Untuk itu, pemerintah dinilai perlu meningkatkan kerjasama bilateral dengan negara-negara nontradisional yang dapat memberikan keuntungan dalam perdagangan seperti penghapusan dan/pengurangan hambatan bea masuk.

Sebelumnya, Anggota Komisi VI DPR RI Amin Ak mengingatkan agar berbagai FTA atau perjanjian perdagangan bebas yang telah dilakukan dengan berbagai negara dan kawasan internasional harus dapat dioptimalkan guna memulihkan perekonomian nasional.

Amin Ak mengutarakan harapannya agar Kementerian Perdagangan di bawah kepemimpinan Muhammad Lutfi mampu mengoptimalkan perjanjian perdagangan bebas secara bilateral dengan 162 negara di berbagai kawasan.

Ia mengemukakan bahwa salah satu andalan untuk pemulihan ekonomi nasional agar keluar dari resesi, adalah perdagangan internasional yang diharapkan terus tumbuh positif.

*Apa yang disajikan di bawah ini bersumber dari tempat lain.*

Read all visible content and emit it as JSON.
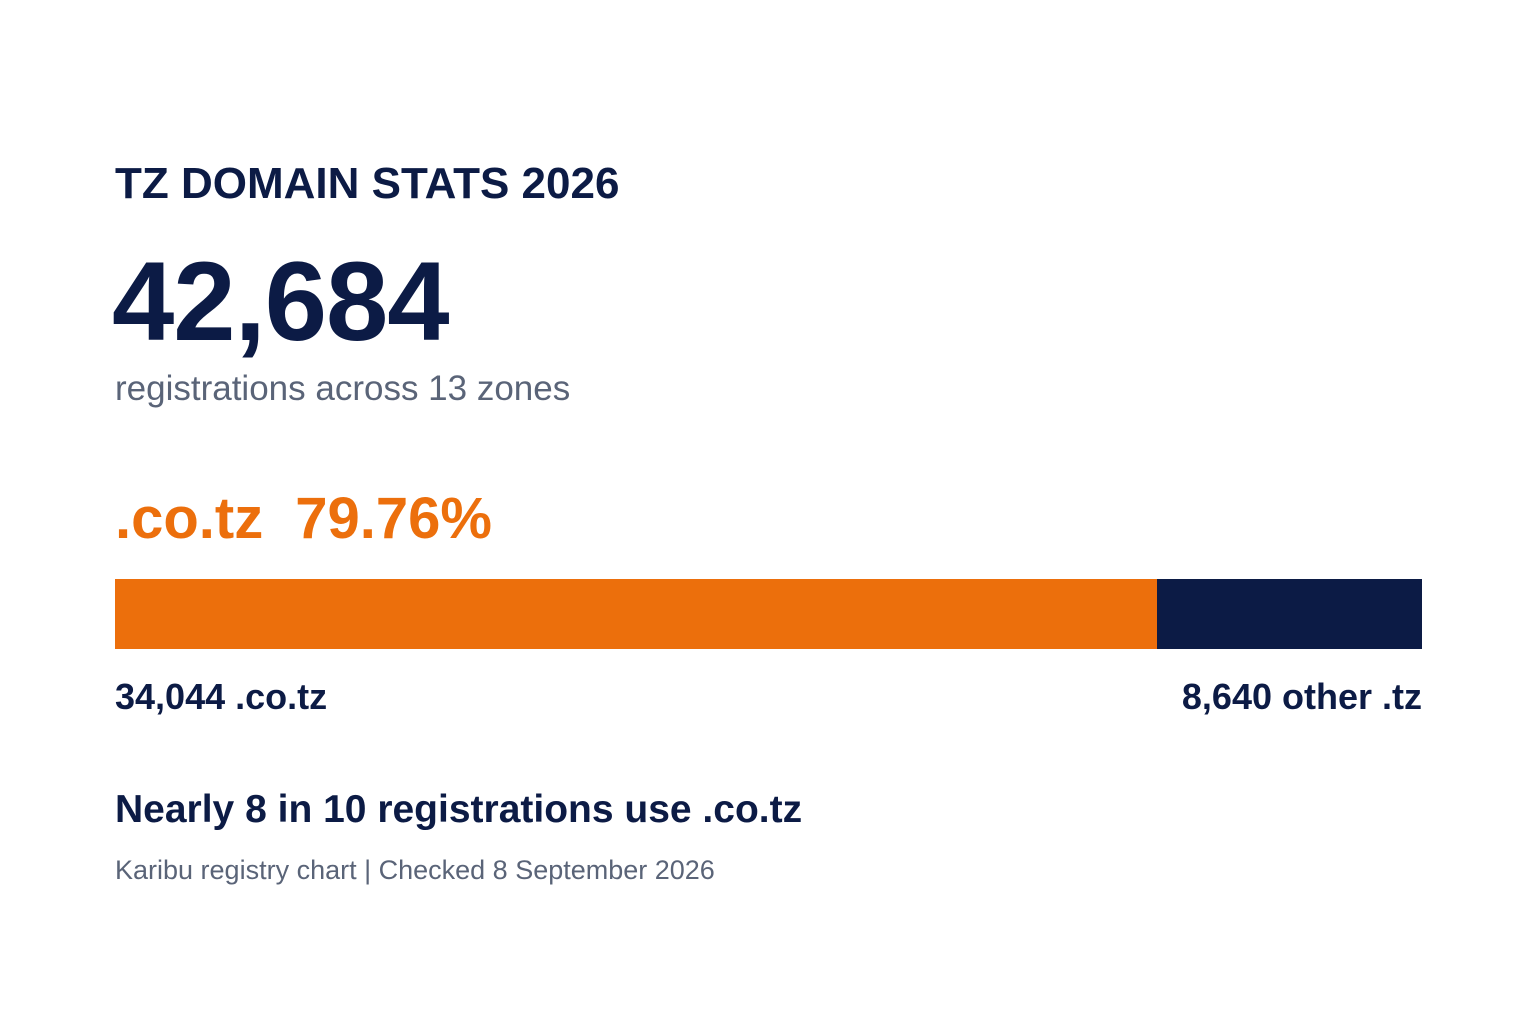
{
  "eyebrow": "TZ DOMAIN STATS 2026",
  "total": {
    "value": "42,684",
    "caption": "registrations across 13 zones"
  },
  "share": {
    "zone": ".co.tz",
    "percent": "79.76%"
  },
  "labels": {
    "left": "34,044 .co.tz",
    "right": "8,640 other .tz"
  },
  "headline": "Nearly 8 in 10 registrations use .co.tz",
  "source": "Karibu registry chart | Checked 8 September 2026",
  "colors": {
    "accent": "#ec6f0c",
    "navy": "#0c1b45",
    "muted": "#5a6478"
  },
  "chart_data": {
    "type": "bar",
    "categories": [
      ".co.tz",
      "other .tz"
    ],
    "values": [
      34044,
      8640
    ],
    "stacked": true,
    "orientation": "horizontal",
    "total": 42684,
    "share_percent": 79.76
  }
}
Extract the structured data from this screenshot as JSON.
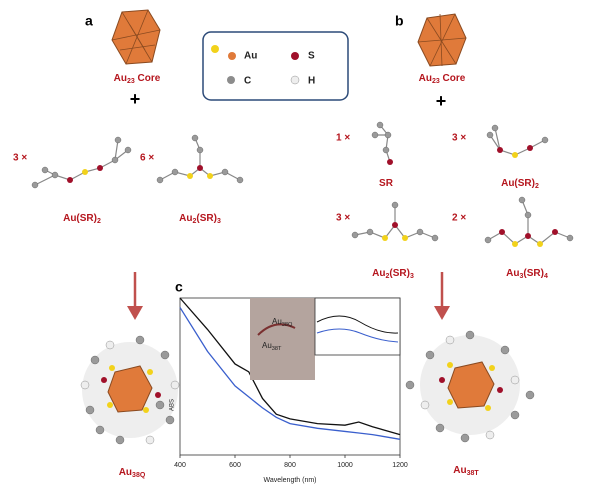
{
  "legend": [
    "Au",
    "S",
    "C",
    "H"
  ],
  "panel_a": {
    "label": "a",
    "core": [
      "Au",
      "23",
      " Core"
    ],
    "plus": "+",
    "ligands": [
      {
        "count": "3 ×",
        "formula": [
          "Au(SR)",
          "2"
        ]
      },
      {
        "count": "6 ×",
        "formula": [
          "Au",
          "2",
          "(SR)",
          "3"
        ]
      }
    ],
    "product": [
      "Au",
      "38Q"
    ]
  },
  "panel_b": {
    "label": "b",
    "core": [
      "Au",
      "23",
      " Core"
    ],
    "plus": "+",
    "ligands": [
      {
        "count": "1 ×",
        "formula": [
          "SR"
        ]
      },
      {
        "count": "3 ×",
        "formula": [
          "Au(SR)",
          "2"
        ]
      },
      {
        "count": "3 ×",
        "formula": [
          "Au",
          "2",
          "(SR)",
          "3"
        ]
      },
      {
        "count": "2 ×",
        "formula": [
          "Au",
          "3",
          "(SR)",
          "4"
        ]
      }
    ],
    "product": [
      "Au",
      "38T"
    ]
  },
  "chart_data": {
    "type": "line",
    "label": "c",
    "x": [
      400,
      500,
      600,
      650,
      700,
      750,
      800,
      900,
      1000,
      1050,
      1100,
      1200
    ],
    "series": [
      {
        "color": "#111111",
        "values": [
          1.0,
          0.8,
          0.58,
          0.53,
          0.36,
          0.26,
          0.23,
          0.2,
          0.19,
          0.21,
          0.18,
          0.13
        ]
      },
      {
        "color": "#3a5fcd",
        "values": [
          0.94,
          0.66,
          0.44,
          0.37,
          0.3,
          0.24,
          0.2,
          0.17,
          0.15,
          0.14,
          0.13,
          0.1
        ]
      }
    ],
    "xlim": [
      400,
      1200
    ],
    "xticks": [
      400,
      600,
      800,
      1000,
      1200
    ],
    "ylim": [
      0,
      1
    ],
    "xlabel": "Wavelength (nm)",
    "ylabel": "ABS",
    "annotations": [
      [
        "Au",
        "38Q"
      ],
      [
        "Au",
        "38T"
      ]
    ]
  }
}
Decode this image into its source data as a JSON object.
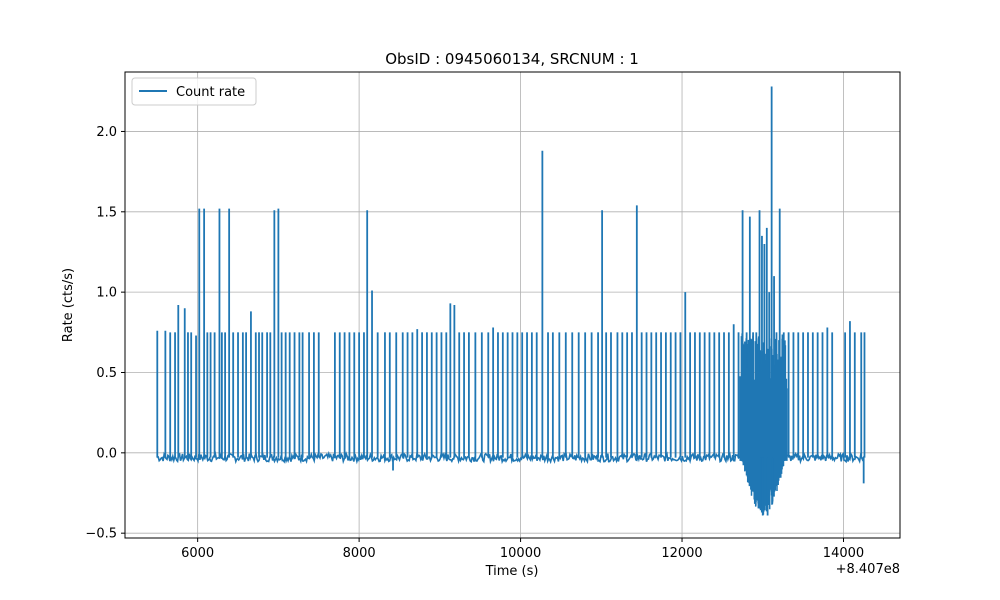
{
  "chart_data": {
    "type": "line",
    "title": "ObsID : 0945060134, SRCNUM : 1",
    "xlabel": "Time (s)",
    "ylabel": "Rate (cts/s)",
    "x_offset_label": "+8.407e8",
    "xlim": [
      5100,
      14700
    ],
    "ylim": [
      -0.53,
      2.37
    ],
    "xticks": [
      6000,
      8000,
      10000,
      12000,
      14000
    ],
    "xtick_labels": [
      "6000",
      "8000",
      "10000",
      "12000",
      "14000"
    ],
    "yticks": [
      -0.5,
      0.0,
      0.5,
      1.0,
      1.5,
      2.0
    ],
    "ytick_labels": [
      "−0.5",
      "0.0",
      "0.5",
      "1.0",
      "1.5",
      "2.0"
    ],
    "grid": true,
    "legend": {
      "position": "top-left",
      "entries": [
        "Count rate"
      ]
    },
    "series": [
      {
        "name": "Count rate",
        "color": "#1f77b4",
        "baseline": -0.03,
        "x_range": [
          5500,
          14270
        ],
        "spikes": [
          [
            5500,
            0.76
          ],
          [
            5600,
            0.76
          ],
          [
            5660,
            0.75
          ],
          [
            5720,
            0.75
          ],
          [
            5760,
            0.92
          ],
          [
            5840,
            0.9
          ],
          [
            5880,
            0.75
          ],
          [
            5920,
            0.75
          ],
          [
            5980,
            0.73
          ],
          [
            6020,
            1.52
          ],
          [
            6080,
            1.52
          ],
          [
            6120,
            0.75
          ],
          [
            6160,
            0.75
          ],
          [
            6210,
            0.75
          ],
          [
            6270,
            1.52
          ],
          [
            6300,
            0.75
          ],
          [
            6340,
            0.75
          ],
          [
            6390,
            1.52
          ],
          [
            6440,
            0.75
          ],
          [
            6500,
            0.75
          ],
          [
            6560,
            0.75
          ],
          [
            6600,
            0.75
          ],
          [
            6660,
            0.88
          ],
          [
            6720,
            0.75
          ],
          [
            6760,
            0.75
          ],
          [
            6800,
            0.75
          ],
          [
            6860,
            0.75
          ],
          [
            6900,
            0.75
          ],
          [
            6950,
            1.51
          ],
          [
            7000,
            1.52
          ],
          [
            7040,
            0.75
          ],
          [
            7090,
            0.75
          ],
          [
            7140,
            0.75
          ],
          [
            7200,
            0.75
          ],
          [
            7260,
            0.75
          ],
          [
            7300,
            0.75
          ],
          [
            7380,
            0.75
          ],
          [
            7440,
            0.75
          ],
          [
            7500,
            0.75
          ],
          [
            7700,
            0.75
          ],
          [
            7760,
            0.75
          ],
          [
            7820,
            0.75
          ],
          [
            7880,
            0.75
          ],
          [
            7940,
            0.75
          ],
          [
            8000,
            0.75
          ],
          [
            8060,
            0.75
          ],
          [
            8100,
            1.51
          ],
          [
            8160,
            1.01
          ],
          [
            8230,
            0.75
          ],
          [
            8320,
            0.75
          ],
          [
            8380,
            0.75
          ],
          [
            8460,
            0.75
          ],
          [
            8540,
            0.75
          ],
          [
            8600,
            0.75
          ],
          [
            8660,
            0.75
          ],
          [
            8720,
            0.77
          ],
          [
            8780,
            0.75
          ],
          [
            8840,
            0.75
          ],
          [
            8900,
            0.75
          ],
          [
            8960,
            0.75
          ],
          [
            9020,
            0.75
          ],
          [
            9080,
            0.75
          ],
          [
            9130,
            0.93
          ],
          [
            9180,
            0.92
          ],
          [
            9240,
            0.75
          ],
          [
            9300,
            0.75
          ],
          [
            9360,
            0.75
          ],
          [
            9440,
            0.75
          ],
          [
            9520,
            0.75
          ],
          [
            9600,
            0.75
          ],
          [
            9660,
            0.78
          ],
          [
            9720,
            0.75
          ],
          [
            9780,
            0.75
          ],
          [
            9840,
            0.75
          ],
          [
            9900,
            0.75
          ],
          [
            9960,
            0.75
          ],
          [
            10020,
            0.75
          ],
          [
            10080,
            0.75
          ],
          [
            10140,
            0.75
          ],
          [
            10200,
            0.75
          ],
          [
            10270,
            1.88
          ],
          [
            10340,
            0.75
          ],
          [
            10400,
            0.75
          ],
          [
            10480,
            0.75
          ],
          [
            10560,
            0.75
          ],
          [
            10640,
            0.75
          ],
          [
            10720,
            0.75
          ],
          [
            10800,
            0.75
          ],
          [
            10880,
            0.75
          ],
          [
            10960,
            0.75
          ],
          [
            11010,
            1.51
          ],
          [
            11060,
            0.75
          ],
          [
            11120,
            0.75
          ],
          [
            11200,
            0.75
          ],
          [
            11260,
            0.75
          ],
          [
            11320,
            0.75
          ],
          [
            11380,
            0.75
          ],
          [
            11440,
            1.54
          ],
          [
            11500,
            0.75
          ],
          [
            11560,
            0.75
          ],
          [
            11620,
            0.75
          ],
          [
            11680,
            0.75
          ],
          [
            11740,
            0.75
          ],
          [
            11800,
            0.75
          ],
          [
            11860,
            0.75
          ],
          [
            11920,
            0.75
          ],
          [
            11980,
            0.75
          ],
          [
            12040,
            1.0
          ],
          [
            12100,
            0.75
          ],
          [
            12160,
            0.75
          ],
          [
            12220,
            0.75
          ],
          [
            12280,
            0.75
          ],
          [
            12340,
            0.75
          ],
          [
            12400,
            0.75
          ],
          [
            12460,
            0.75
          ],
          [
            12520,
            0.75
          ],
          [
            12580,
            0.75
          ],
          [
            12640,
            0.8
          ],
          [
            12700,
            0.75
          ],
          [
            12750,
            1.51
          ],
          [
            12800,
            0.75
          ],
          [
            12840,
            1.47
          ],
          [
            12880,
            0.75
          ],
          [
            12920,
            0.75
          ],
          [
            12960,
            1.51
          ],
          [
            12990,
            1.35
          ],
          [
            13020,
            1.3
          ],
          [
            13050,
            1.4
          ],
          [
            13080,
            1.0
          ],
          [
            13110,
            2.28
          ],
          [
            13140,
            1.1
          ],
          [
            13170,
            0.75
          ],
          [
            13210,
            1.52
          ],
          [
            13260,
            0.75
          ],
          [
            13320,
            0.75
          ],
          [
            13380,
            0.75
          ],
          [
            13440,
            0.75
          ],
          [
            13500,
            0.75
          ],
          [
            13560,
            0.75
          ],
          [
            13620,
            0.75
          ],
          [
            13680,
            0.75
          ],
          [
            13740,
            0.75
          ],
          [
            13800,
            0.78
          ],
          [
            13860,
            0.75
          ],
          [
            14020,
            0.75
          ],
          [
            14080,
            0.82
          ],
          [
            14140,
            0.75
          ],
          [
            14220,
            0.75
          ],
          [
            14260,
            0.75
          ]
        ],
        "dense_region": {
          "x_range": [
            12720,
            13300
          ],
          "low": -0.39,
          "high": 0.75
        },
        "dips": [
          [
            8420,
            -0.11
          ],
          [
            12980,
            -0.34
          ],
          [
            13000,
            -0.39
          ],
          [
            13060,
            -0.39
          ],
          [
            13120,
            -0.3
          ],
          [
            14250,
            -0.19
          ]
        ]
      }
    ]
  }
}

Untuk itu, Amin mendorong beragam upaya untuk menggenjot devisa, terutama dari ekspor komoditas, agar jangan hanya mengandalkan permintaan dari negara mitra dagang utama Indonesia, terutama China, Amerika Serikat, Jepang, dan India.

"Peningkatan permintaan komoditas akan ikut mendorong ekspor Indonesia mengalami peningkatan ke depannya dan mampu menopang pertumbuhan ekonomi Indonesia. Karena itu optimalisasi FTA bilateral dengan negara-negara Asia, Eropa, dan Afrika, sangat penting dan strategis," paparnya.